Colorado is not the only state to face such a challenge in recent years. Indiana lottery officials recently ordered retailers to stop selling scratch-off tickets for games in which the top prizes already had been won -- a move that came shortly after a $20-million lawsuit against the lottery received class-action status.

Virginia last year changed its policy after a business professor sued the state lottery for $85 million, claiming he had been defrauded because he had no chance to win a top prize. Texas took similar measures after a state senator introduced a bill to end the practice.

Of the country's 42 state lotteries, about half continue to sell scratch-off tickets after the largest prizes are gone.
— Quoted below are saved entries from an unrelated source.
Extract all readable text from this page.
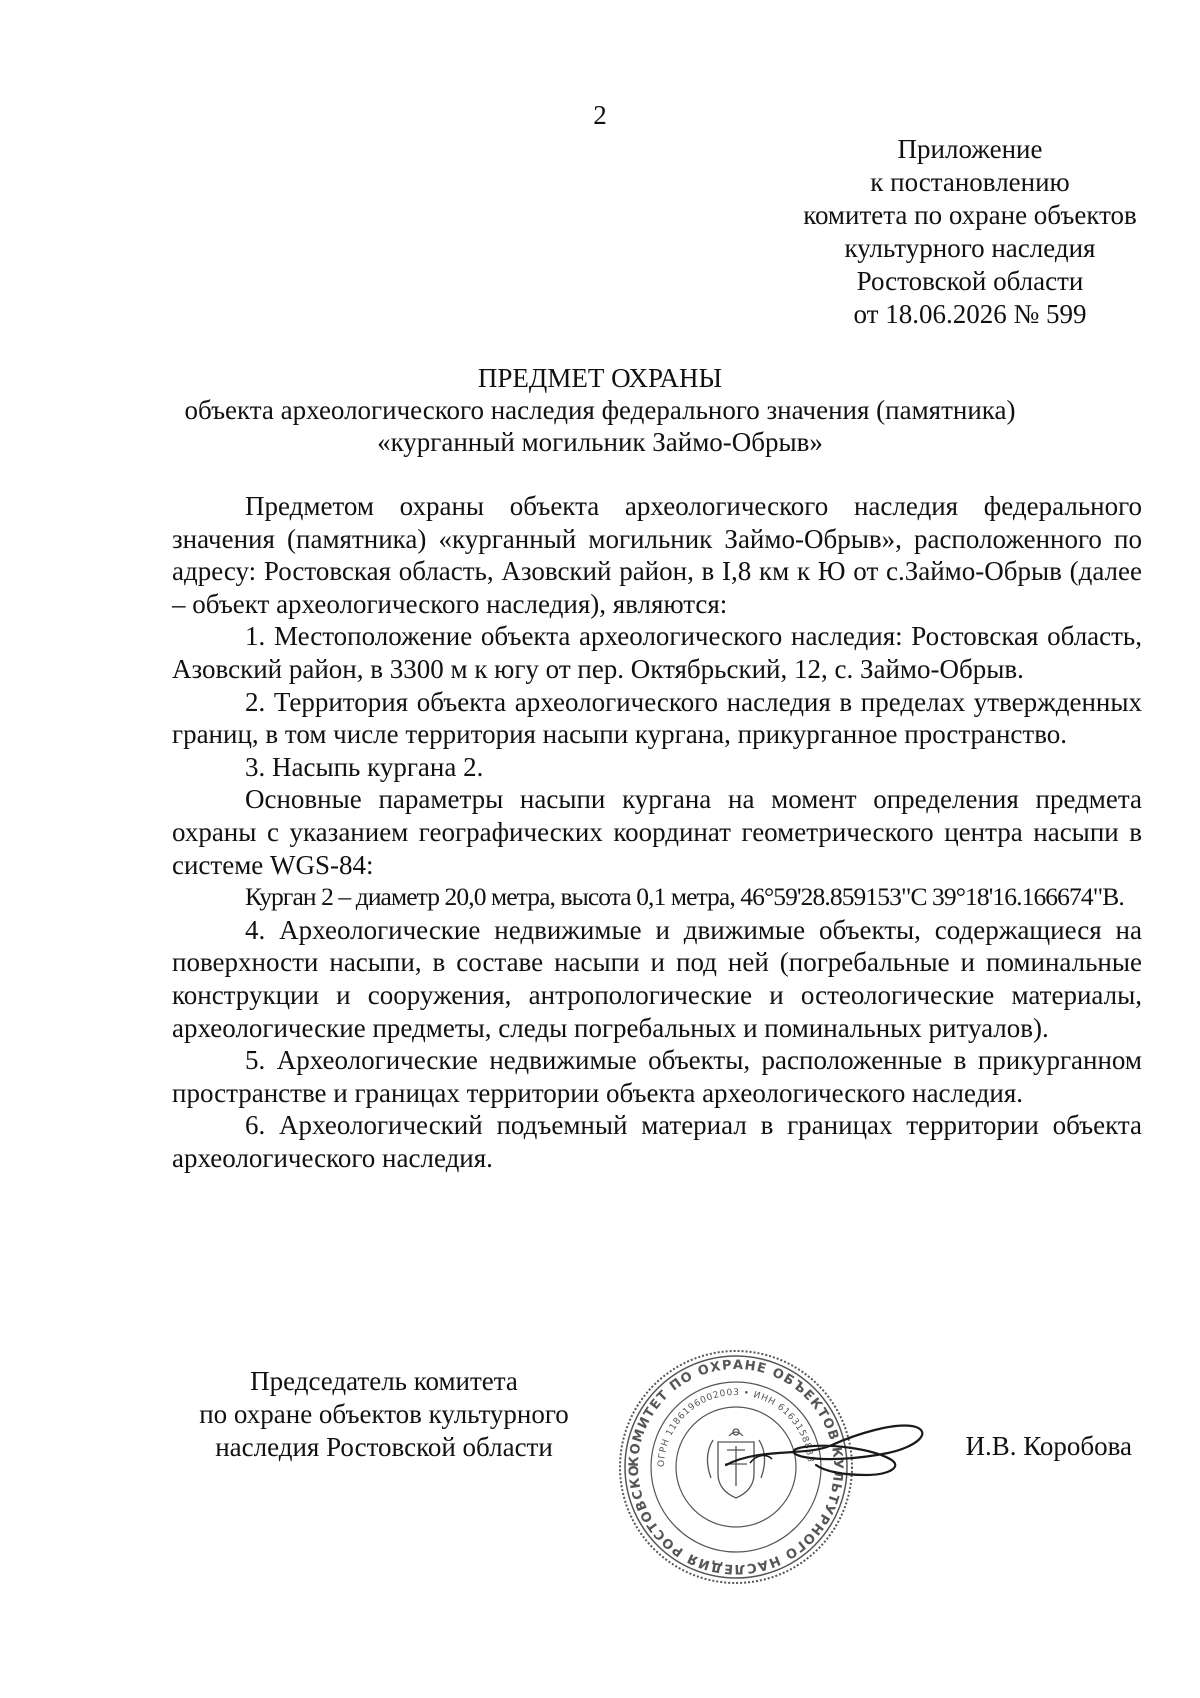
2
Приложение
к постановлению
комитета по охране объектов
культурного наследия
Ростовской области
от 18.06.2026 № 599
ПРЕДМЕТ ОХРАНЫ
объекта археологического наследия федерального значения (памятника)
«курганный могильник Займо-Обрыв»

Предметом охраны объекта археологического наследия федерального значения (памятника) «курганный могильник Займо-Обрыв», расположенного по адресу: Ростовская область, Азовский район, в I,8 км к Ю от с.Займо-Обрыв (далее – объект археологического наследия), являются:

1. Местоположение объекта археологического наследия: Ростовская область, Азовский район, в 3300 м к югу от пер. Октябрьский, 12, с. Займо-Обрыв.

2. Территория объекта археологического наследия в пределах утвержденных границ, в том числе территория насыпи кургана, прикурганное пространство.

3. Насыпь кургана 2.

Основные параметры насыпи кургана на момент определения предмета охраны с указанием географических координат геометрического центра насыпи в системе WGS-84:

Курган 2 – диаметр 20,0 метра, высота 0,1 метра, 46°59'28.859153"С 39°18'16.166674"В.

4. Археологические недвижимые и движимые объекты, содержащиеся на поверхности насыпи, в составе насыпи и под ней (погребальные и поминальные конструкции и сооружения, антропологические и остеологические материалы, археологические предметы, следы погребальных и поминальных ритуалов).

5. Археологические недвижимые объекты, расположенные в прикурганном пространстве и границах территории объекта археологического наследия.

6. Археологический подъемный материал в границах территории объекта археологического наследия.

КОМИТЕТ ПО ОХРАНЕ ОБЪЕКТОВ КУЛЬТУРНОГО НАСЛЕДИЯ РОСТОВСКО
ОГРН 1186196002003 • ИНН 6163158833
Председатель комитета
по охране объектов культурного
наследия Ростовской области	И.В. Коробова
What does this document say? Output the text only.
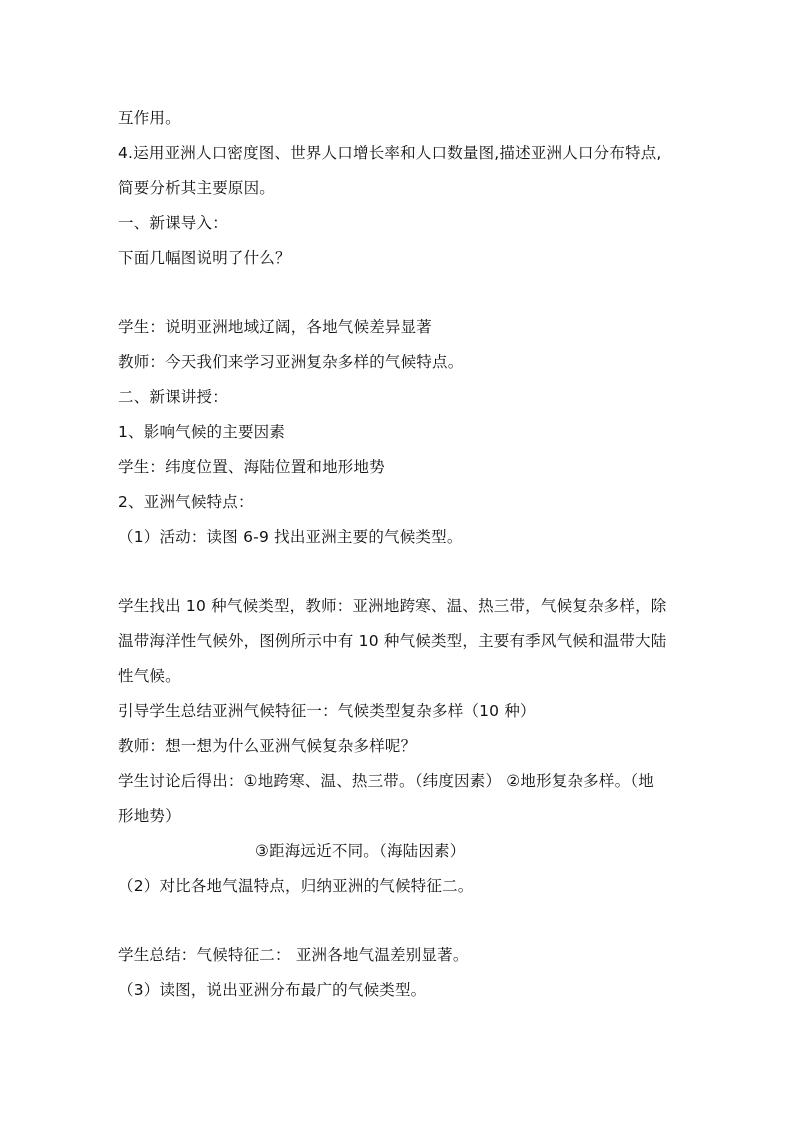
互作用。
4.运用亚洲人口密度图、世界人口增长率和人口数量图,描述亚洲人口分布特点,
简要分析其主要原因。
一、新课导入：
下面几幅图说明了什么？
学生：说明亚洲地域辽阔，各地气候差异显著
教师：今天我们来学习亚洲复杂多样的气候特点。
二、新课讲授：
1、影响气候的主要因素
学生：纬度位置、海陆位置和地形地势
2、亚洲气候特点：
（1）活动：读图 6-9 找出亚洲主要的气候类型。
学生找出 10 种气候类型，教师：亚洲地跨寒、温、热三带，气候复杂多样，除
温带海洋性气候外，图例所示中有 10 种气候类型，主要有季风气候和温带大陆
性气候。
引导学生总结亚洲气候特征一：气候类型复杂多样（10 种）
教师：想一想为什么亚洲气候复杂多样呢？
学生讨论后得出：①地跨寒、温、热三带。（纬度因素） ②地形复杂多样。（地
形地势）
③距海远近不同。（海陆因素）
（2）对比各地气温特点，归纳亚洲的气候特征二。
学生总结：气候特征二： 亚洲各地气温差别显著。
（3）读图，说出亚洲分布最广的气候类型。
"The issue is: How long do you leave a ticket in the marketplace, knowing there may not be a top prize left but loads and loads of lower-tier prizes?" said David Gale, executive director of the North American Assn. of State and Provincial Lotteries, which doesn't take a position on the issue.

Massachusetts' answer to that question is: not at all. As soon as the top prizes are won, the State Lottery Commission ends the game and tells retailers to stop selling tickets.

"This is the appropriate thing to do," said spokeswoman Lisa McDonald. After all, she said, people play for the chance to win the big money, and selling tickets when that chance is gone would be misleading.

When the issue arose in California in 2001, lottery officials responded by running a special $1-million lottery for people who had played instant-win games for which tickets were sold even though their top prizes had already been won.

The state now ends scratch-off games when the last top prize is awarded.